Sanctions, la guerre «low cost» des Etats-Unis

PAR MICHEL SANTI

Entre la diplomatie et la guerre, elles sont devenues la pièce maîtresse de l’arsenal américain, un levier fondamental au service de la politique étrangère US. En supprimant tout accès à l’économie occidentale, les sanctions détruisent des industries, ravagent des fortunes personnelles, bouleversent les équilibres – souvent les déséquilibres – politiques des régimes visés. Sans mettre en danger la vie d’un seul soldat américain.

Toute menace, avérée ou potentielle, à l’économie, à la politique, à la sécurité nationale des Etats-Unis est matée par l’entremise de sanctions qui sont mises en place par de simples procédés administratifs, sans l’existence d’une quelconque décision de justice. C’est le bannissement quasi éternel de l’économie globale, car aucune entreprise occidentale n’est plus autorisée à traiter avec le pays ou avec l’individu sous sanctions US. Cette suprématie américaine fragilise donc non seulement les adversaires des Etats-Unis, mais également ses alliés.
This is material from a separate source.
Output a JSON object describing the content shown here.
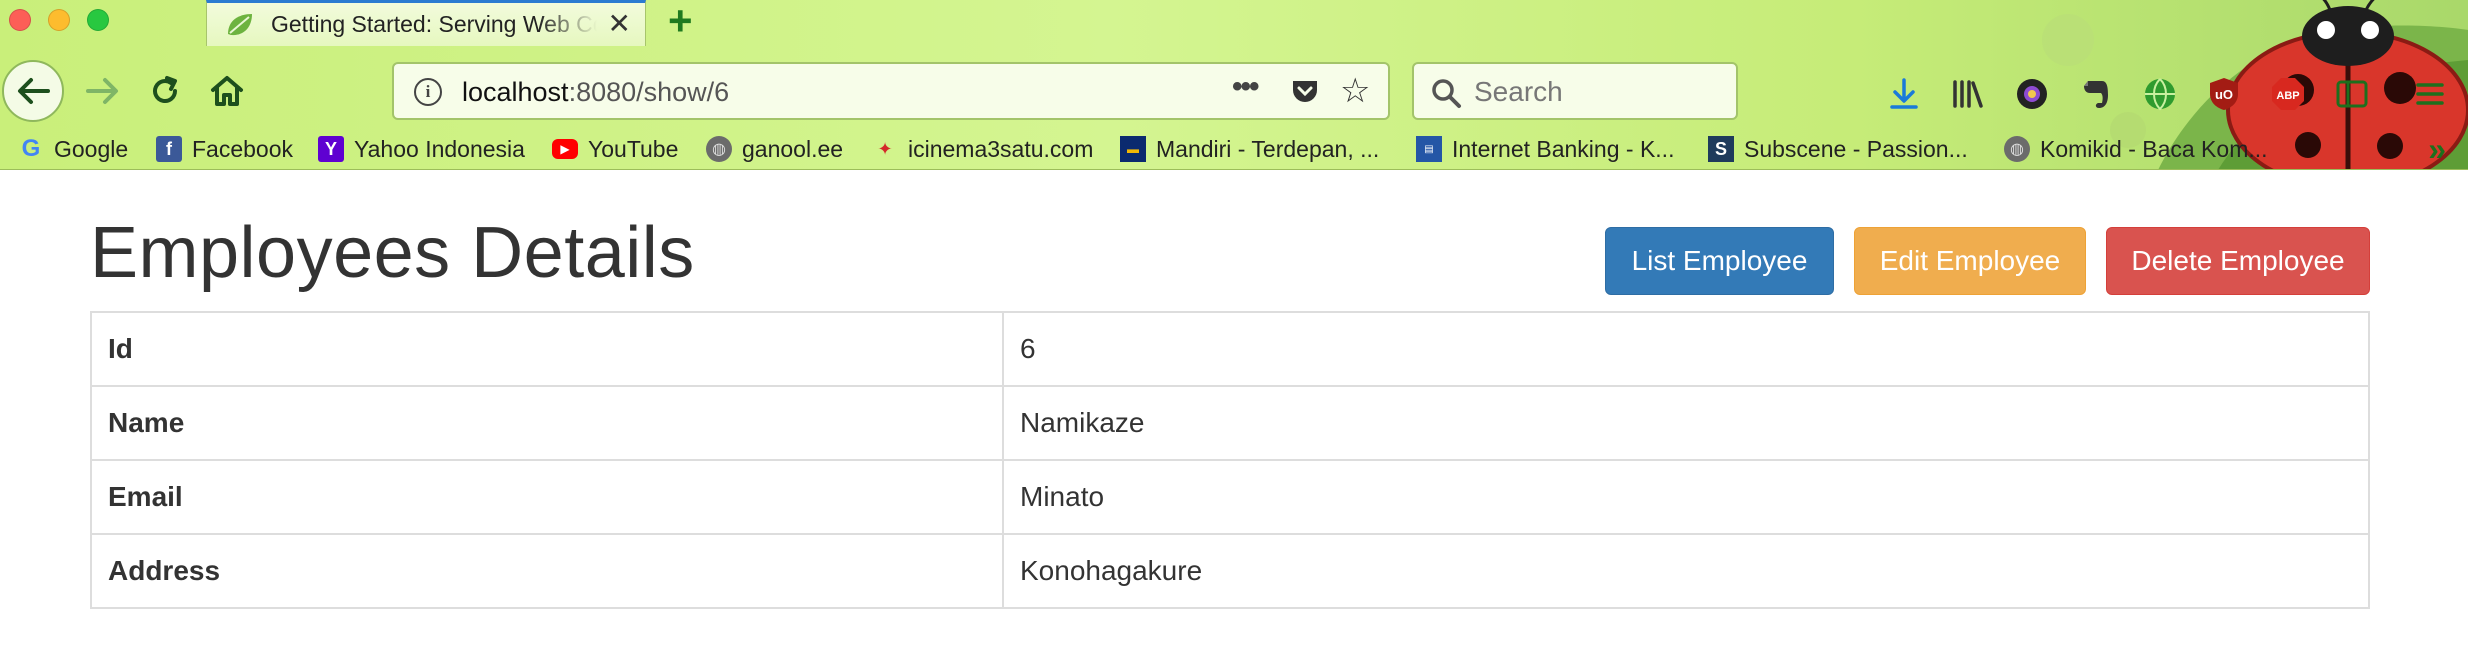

Biden s’en donne à cœur joie

A travers le monde, 60% des nations à bas revenus sont aujourd’hui sous le coup de sanctions, touchant des individus, des organisations, des biens immobiliers… Les abus de cette arme, désormais utilisée comme un réflexe pavlovien, sont reconnus par l’administration américaine, au plus haut niveau. Les signaux d’alarme sont émis par la haute fonction publique du pays mettant en garde par rapport à ces excès d’y avoir recours, qui se traduisent par une réduction de leur efficacité. Des suggestions concrètes sont formulées visant à ce que les sanctions imposées expirent automatiquement, sauf à être expressément renouvelées par le Congrès.

Elles restent cependant un levier auquel ne parviennent pas à résister les présidents américains. Quand l’administration Trump ajoutait en moyenne 3 noms par jour sur une liste d’individus interdits bancaires, Biden s’en est donné à cœur joie à la faveur de l’invasion russe de l’Ukraine. A Washington, toute une industrie s’est développée, entretenue par des Etats et des entreprises étrangers qui, à coup de milliards de dollars, tentent d’infléchir et d’influencer la mécanique, à travers des cabinets d’avocats et des lobbies spécialisés.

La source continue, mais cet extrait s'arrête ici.